Methane (CH4) is the primary component of natural gas and is also a greenhouse gas (GHG), with a 100-year global warming potential (GWP) roughly 21 - 23 times that of CO2 (IPCC, 1996 and IPCC, 2001). As documented in the U.S. Environmental Protection Agency’s Inventory of Greenhouse Gas Emissions, released in 2006 (EPA, 2006), emissions from natural gas production, processing, and distribution are among the top ten source categories of greenhouse gas emissions in the United States, expressed on a CO2 equivalent basis. These emissions arise from “hundreds of thousands of wells, hundreds of processing facilities, and over a million miles of transmission and distribution pipelines” (EPA, 2006). The number and diversity of sources lead to uncertainties in the emissions estimates that are approximately 30% (118.8 Tg CO2 Eq. per year with a lower bound of 84.3 and an upper bound of 155.5 Tg CO2 Eq.) (EPA, 2006).

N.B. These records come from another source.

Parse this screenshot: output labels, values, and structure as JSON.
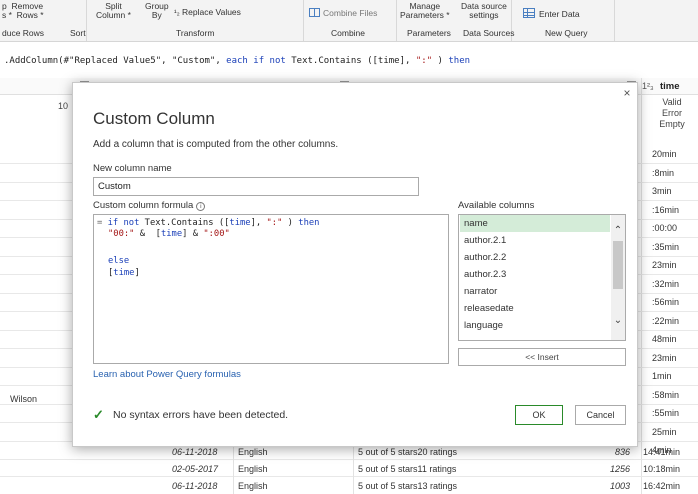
{
  "ribbon": {
    "items": [
      {
        "label": "p  Remove\ns *  Rows *"
      },
      {
        "label": "Split\nColumn *"
      },
      {
        "label": "Group\nBy"
      },
      {
        "label": "Replace Values"
      },
      {
        "label": "Combine Files"
      },
      {
        "label": "Manage\nParameters *"
      },
      {
        "label": "Data source\nsettings"
      },
      {
        "label": "Enter Data"
      }
    ],
    "groups": [
      "duce Rows",
      "Sort",
      "Transform",
      "Combine",
      "Parameters",
      "Data Sources",
      "New Query"
    ]
  },
  "formula_bar": {
    "prefix": ".AddColumn(#\"Replaced Value5\", \"Custom\", ",
    "kw_each": "each",
    "kw_if": "if",
    "kw_not": "not",
    "mid": " Text.Contains ([time], ",
    "str_colon": "\":\"",
    "close": " ) ",
    "kw_then": "then"
  },
  "grid": {
    "column_label": "time",
    "column_icon": "1²₃",
    "quality": [
      "Valid",
      "Error",
      "Empty"
    ],
    "left_value": "10",
    "right_cells": [
      "20min",
      ":8min",
      "3min",
      ":16min",
      ":00:00",
      ":35min",
      "23min",
      ":32min",
      ":56min",
      ":22min",
      "48min",
      "23min",
      "1min",
      ":58min",
      ":55min",
      "25min",
      "4min"
    ],
    "wilson": "Wilson",
    "rows": [
      {
        "date": "06-11-2018",
        "lang": "English",
        "rating": "5 out of 5 stars20 ratings",
        "num": "836",
        "time": "14:41min"
      },
      {
        "date": "02-05-2017",
        "lang": "English",
        "rating": "5 out of 5 stars11 ratings",
        "num": "1256",
        "time": "10:18min"
      },
      {
        "date": "06-11-2018",
        "lang": "English",
        "rating": "5 out of 5 stars13 ratings",
        "num": "1003",
        "time": "16:42min"
      }
    ]
  },
  "dialog": {
    "title": "Custom Column",
    "description": "Add a column that is computed from the other columns.",
    "name_label": "New column name",
    "name_value": "Custom",
    "formula_label": "Custom column formula",
    "info_glyph": "i",
    "formula": {
      "l1_eq": "=",
      "l1_if": "if",
      "l1_not": "not",
      "l1_mid": " Text.Contains ([",
      "l1_time": "time",
      "l1_rest": "], ",
      "l1_str": "\":\"",
      "l1_close": " ) ",
      "l1_then": "then",
      "l2_s1": "\"00:\"",
      "l2_mid": " &  [",
      "l2_time": "time",
      "l2_mid2": "] & ",
      "l2_s2": "\":00\"",
      "l3_else": "else",
      "l4_open": "[",
      "l4_time": "time",
      "l4_close": "]"
    },
    "available_label": "Available columns",
    "available_columns": [
      "name",
      "author.2.1",
      "author.2.2",
      "author.2.3",
      "narrator",
      "releasedate",
      "language"
    ],
    "insert_label": "<< Insert",
    "learn_link": "Learn about Power Query formulas",
    "status": "No syntax errors have been detected.",
    "ok_label": "OK",
    "cancel_label": "Cancel",
    "close_glyph": "×",
    "check_glyph": "✓",
    "colors": {
      "accent_green": "#2a8a2a",
      "selected_bg": "#d4ecd8",
      "link": "#2962b0",
      "keyword": "#1a3fb8",
      "string": "#a31515"
    }
  }
}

Currently, the primary source of information on CH4 emissions from the natural gas industry is a study conducted in 1996 for the Gas Research Institute (GRI) and the U.S. Environmental Protection Agency (EPA). While the GRI/EPA Study serves as the basis for most natural gas industry CH4 emission estimates worldwide, there have been significant changes in the industry since the time the study was performed and opportunities exist for reducing the uncertainties associated with the emission estimates.

The overall goal of the project is to update default CH4 emission factors for selected processes and equipment used in the natural gas industry that take account of new data collected since the GRI/EPA study and reflect any significant changes in practices or equipment since the GRI/EPA study. The processes and equipment for which GHG emission factors will be evaluated are listed in the table below. The default emission factors will be updated by compiling and synthesizing existing data and by acquiring new emission rate measurement data for selected sources where existing data have unacceptably large uncertainties or are insufficiently representative of current practices or equipment.

References

Environmental Protection Agency, (2006) Inventory of U.S. Greenhouse Gas Emissions and Sinks: 1990 – 2004, Washington, DC 20460, U.S.A., April 15, 2006.

Environmental Protection Agency (1996a), Methane Emissions from the Natural Gas Industry
Volume 2: Technical Report, Final Report, GRI-94/0257.1 and EPA 600/R-96-080b. Gas
Research Institute and U.S. Environmental Protection Agency, June 1996.

Intergovernmental Panel on Climate Change, Climate Change 1995: The Science of Climate Change (Cambridge, UK: Cambridge University Press, 1996).

Intergovernmental Panel on Climate Change, Climate Change 2001: The Scientific Basis (Cambridge, UK: Cambridge University Press, 2001).